そんなある日、霧ヶ峰のとある売店に行った時に事件は起きました。

なんと、うちの商品をおくスペースの2/3位に他者の商品が置かれていたんです!!

「やっべぇ〜、欠品か!?」

恐る恐る棚下の在庫を見ると・・・
欠品どころか前回納品した商品のほとんどが棚下に入れられていました。

「売店の意向なのかぁ…」

その可能性もゼロではないので、お店のスタッフに「お店の陳列とか変えたんですか?」と聞いても「変えてませんよ」という返事。

謎は深まるばかりです。


しかし、商品棚をよく見るとヒントがありました。

同業他者4社のうち、1社の商品がめちゃくちゃスペースを取っていて、自社も含めた残りの3社の商品が棚下に入れられていたんです。

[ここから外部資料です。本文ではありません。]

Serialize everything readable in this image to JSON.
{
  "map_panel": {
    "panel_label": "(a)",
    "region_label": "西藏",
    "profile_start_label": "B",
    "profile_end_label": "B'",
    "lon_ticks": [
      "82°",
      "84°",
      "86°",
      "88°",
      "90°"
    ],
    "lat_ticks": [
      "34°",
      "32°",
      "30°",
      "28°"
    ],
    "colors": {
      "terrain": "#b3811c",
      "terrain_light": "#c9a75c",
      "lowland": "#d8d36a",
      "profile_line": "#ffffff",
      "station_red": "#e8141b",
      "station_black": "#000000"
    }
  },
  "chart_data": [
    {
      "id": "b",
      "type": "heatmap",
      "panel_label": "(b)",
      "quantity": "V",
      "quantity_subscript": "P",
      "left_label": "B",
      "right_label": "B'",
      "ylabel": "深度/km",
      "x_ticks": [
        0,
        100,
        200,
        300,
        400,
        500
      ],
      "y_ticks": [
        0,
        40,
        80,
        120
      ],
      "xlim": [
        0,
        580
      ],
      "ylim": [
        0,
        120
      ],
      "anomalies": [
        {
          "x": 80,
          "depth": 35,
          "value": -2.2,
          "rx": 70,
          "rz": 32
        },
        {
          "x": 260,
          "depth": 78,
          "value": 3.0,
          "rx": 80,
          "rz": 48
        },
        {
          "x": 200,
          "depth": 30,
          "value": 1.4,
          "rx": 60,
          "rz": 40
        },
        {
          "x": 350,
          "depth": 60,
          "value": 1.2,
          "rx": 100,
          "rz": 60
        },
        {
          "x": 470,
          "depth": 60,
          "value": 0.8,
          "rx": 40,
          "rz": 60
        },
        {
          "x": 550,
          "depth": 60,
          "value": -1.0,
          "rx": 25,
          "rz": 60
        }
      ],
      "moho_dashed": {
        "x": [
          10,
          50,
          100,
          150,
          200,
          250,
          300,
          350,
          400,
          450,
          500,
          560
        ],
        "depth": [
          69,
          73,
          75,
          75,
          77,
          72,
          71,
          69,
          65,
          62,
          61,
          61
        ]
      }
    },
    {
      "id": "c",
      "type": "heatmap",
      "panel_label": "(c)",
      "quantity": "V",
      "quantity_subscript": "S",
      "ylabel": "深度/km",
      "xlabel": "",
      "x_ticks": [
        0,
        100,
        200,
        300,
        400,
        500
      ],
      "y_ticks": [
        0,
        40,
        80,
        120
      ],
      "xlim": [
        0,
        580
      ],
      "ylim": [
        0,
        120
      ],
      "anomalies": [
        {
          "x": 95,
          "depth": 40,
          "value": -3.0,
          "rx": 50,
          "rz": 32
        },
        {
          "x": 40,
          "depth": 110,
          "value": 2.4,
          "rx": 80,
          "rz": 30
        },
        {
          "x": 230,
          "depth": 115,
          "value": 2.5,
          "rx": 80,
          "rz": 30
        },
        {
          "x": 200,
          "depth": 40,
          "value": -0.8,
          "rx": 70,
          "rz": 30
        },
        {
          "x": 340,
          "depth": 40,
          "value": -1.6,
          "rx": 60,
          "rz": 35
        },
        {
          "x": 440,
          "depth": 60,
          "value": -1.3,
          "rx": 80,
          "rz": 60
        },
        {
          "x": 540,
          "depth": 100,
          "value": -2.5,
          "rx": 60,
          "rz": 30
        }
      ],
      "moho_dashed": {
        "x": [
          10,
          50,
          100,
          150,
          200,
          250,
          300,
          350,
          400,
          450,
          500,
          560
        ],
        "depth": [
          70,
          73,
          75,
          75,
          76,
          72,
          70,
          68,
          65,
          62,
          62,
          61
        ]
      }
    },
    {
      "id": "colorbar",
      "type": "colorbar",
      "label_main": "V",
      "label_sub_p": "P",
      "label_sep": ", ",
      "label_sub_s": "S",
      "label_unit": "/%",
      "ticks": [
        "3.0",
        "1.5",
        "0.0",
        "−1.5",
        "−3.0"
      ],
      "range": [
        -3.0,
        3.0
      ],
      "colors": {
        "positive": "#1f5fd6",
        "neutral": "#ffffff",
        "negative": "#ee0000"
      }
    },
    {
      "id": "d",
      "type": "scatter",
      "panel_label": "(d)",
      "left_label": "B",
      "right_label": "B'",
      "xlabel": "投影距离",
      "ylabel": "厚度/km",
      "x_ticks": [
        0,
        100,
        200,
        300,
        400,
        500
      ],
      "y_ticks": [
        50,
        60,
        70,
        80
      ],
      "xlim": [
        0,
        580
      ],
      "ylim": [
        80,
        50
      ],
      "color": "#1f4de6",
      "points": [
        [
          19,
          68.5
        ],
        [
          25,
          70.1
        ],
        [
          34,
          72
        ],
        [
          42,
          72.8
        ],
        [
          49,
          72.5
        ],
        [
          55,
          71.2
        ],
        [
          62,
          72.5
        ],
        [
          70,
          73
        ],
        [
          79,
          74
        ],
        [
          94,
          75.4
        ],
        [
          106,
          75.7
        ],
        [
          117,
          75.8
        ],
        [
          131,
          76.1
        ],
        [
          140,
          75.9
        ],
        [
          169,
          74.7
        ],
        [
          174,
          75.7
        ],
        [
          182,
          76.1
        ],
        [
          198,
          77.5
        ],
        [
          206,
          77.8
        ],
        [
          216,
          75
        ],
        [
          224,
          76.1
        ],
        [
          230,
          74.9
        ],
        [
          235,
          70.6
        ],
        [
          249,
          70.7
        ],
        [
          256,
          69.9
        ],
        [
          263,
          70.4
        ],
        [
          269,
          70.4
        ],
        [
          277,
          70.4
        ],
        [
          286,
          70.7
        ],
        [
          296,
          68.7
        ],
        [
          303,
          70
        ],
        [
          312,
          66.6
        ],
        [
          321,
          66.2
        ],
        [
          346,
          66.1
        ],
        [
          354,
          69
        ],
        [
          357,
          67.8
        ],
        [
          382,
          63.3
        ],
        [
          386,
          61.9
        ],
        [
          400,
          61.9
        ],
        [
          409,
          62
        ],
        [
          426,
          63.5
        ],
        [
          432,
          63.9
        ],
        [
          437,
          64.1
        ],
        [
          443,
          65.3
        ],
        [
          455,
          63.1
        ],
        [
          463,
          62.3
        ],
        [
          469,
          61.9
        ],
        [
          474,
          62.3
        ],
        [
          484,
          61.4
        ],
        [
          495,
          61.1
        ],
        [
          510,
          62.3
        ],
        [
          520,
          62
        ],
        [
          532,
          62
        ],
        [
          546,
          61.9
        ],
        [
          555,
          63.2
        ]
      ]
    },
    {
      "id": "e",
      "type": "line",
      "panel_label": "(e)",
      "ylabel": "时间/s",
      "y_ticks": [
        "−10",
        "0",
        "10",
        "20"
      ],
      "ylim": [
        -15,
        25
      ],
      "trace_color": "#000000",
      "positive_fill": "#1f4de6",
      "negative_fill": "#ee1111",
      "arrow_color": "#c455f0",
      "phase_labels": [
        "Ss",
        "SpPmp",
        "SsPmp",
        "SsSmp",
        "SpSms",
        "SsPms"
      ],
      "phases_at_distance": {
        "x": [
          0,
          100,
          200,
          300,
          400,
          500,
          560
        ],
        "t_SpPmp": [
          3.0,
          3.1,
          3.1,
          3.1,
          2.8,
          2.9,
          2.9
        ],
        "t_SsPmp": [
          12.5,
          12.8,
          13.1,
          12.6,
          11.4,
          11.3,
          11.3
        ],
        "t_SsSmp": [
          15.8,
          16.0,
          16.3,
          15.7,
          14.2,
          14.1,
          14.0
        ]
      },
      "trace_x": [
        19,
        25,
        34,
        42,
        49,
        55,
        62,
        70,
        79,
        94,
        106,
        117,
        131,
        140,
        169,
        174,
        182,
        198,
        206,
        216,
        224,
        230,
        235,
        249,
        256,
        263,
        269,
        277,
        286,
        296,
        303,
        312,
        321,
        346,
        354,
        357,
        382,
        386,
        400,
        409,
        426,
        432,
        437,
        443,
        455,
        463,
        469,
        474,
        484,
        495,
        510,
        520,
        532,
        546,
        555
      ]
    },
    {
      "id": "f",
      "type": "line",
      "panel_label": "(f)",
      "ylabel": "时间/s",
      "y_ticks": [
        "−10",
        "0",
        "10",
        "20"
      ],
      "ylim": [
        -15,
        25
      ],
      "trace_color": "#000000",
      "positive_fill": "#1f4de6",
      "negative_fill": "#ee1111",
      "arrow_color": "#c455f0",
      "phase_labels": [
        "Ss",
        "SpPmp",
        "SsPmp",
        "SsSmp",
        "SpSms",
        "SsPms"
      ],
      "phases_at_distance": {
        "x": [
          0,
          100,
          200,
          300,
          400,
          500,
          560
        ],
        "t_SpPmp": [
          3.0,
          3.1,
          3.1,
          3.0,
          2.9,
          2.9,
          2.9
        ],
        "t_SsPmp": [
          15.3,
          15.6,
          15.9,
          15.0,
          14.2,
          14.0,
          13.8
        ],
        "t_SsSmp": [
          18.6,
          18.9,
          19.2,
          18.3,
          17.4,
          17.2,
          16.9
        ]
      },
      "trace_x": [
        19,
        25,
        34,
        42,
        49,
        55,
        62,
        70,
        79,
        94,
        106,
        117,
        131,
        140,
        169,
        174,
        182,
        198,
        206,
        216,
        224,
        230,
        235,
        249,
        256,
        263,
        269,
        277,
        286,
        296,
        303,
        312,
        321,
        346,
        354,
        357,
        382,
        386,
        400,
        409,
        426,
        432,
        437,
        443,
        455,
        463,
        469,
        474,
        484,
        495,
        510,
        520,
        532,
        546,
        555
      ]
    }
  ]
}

「なるほど、そういうことか!田舎の人たちはみんな優しい人ばかりかと思っていたけど、そうじゃない人もいるのね!」

私は、その業者の商品をひとつ残らず棚下に突っ込んで、車に積んである商品をできる限り並べてやりました。

「少しは反省しろ!!」
そんな気持ちだったと思います。


ところが、これで収まりません。
次に行った時は、自社の商品のスペースがゼロになっていました。


こんな事が何回続いたでしょうか?

ある日、諏訪を担当している先輩社員から突然こんな事を言われました。

「なんか白井が同業他社をうんといじめてるって噂をきいたんだけんど、本当け?」(甲州弁)


どうやら、何度やってもやり返すので、向こうが根負けして先輩社員に泣きついたみたいなんです。

「最初にいじめられたのはこっちですよ!その人に先輩からよく言っといてください!!」


それからというもの、不毛なスペース争いは無くなりました(笑

それにしても、今だったら「倍返しだ!」って言えたのに残念です。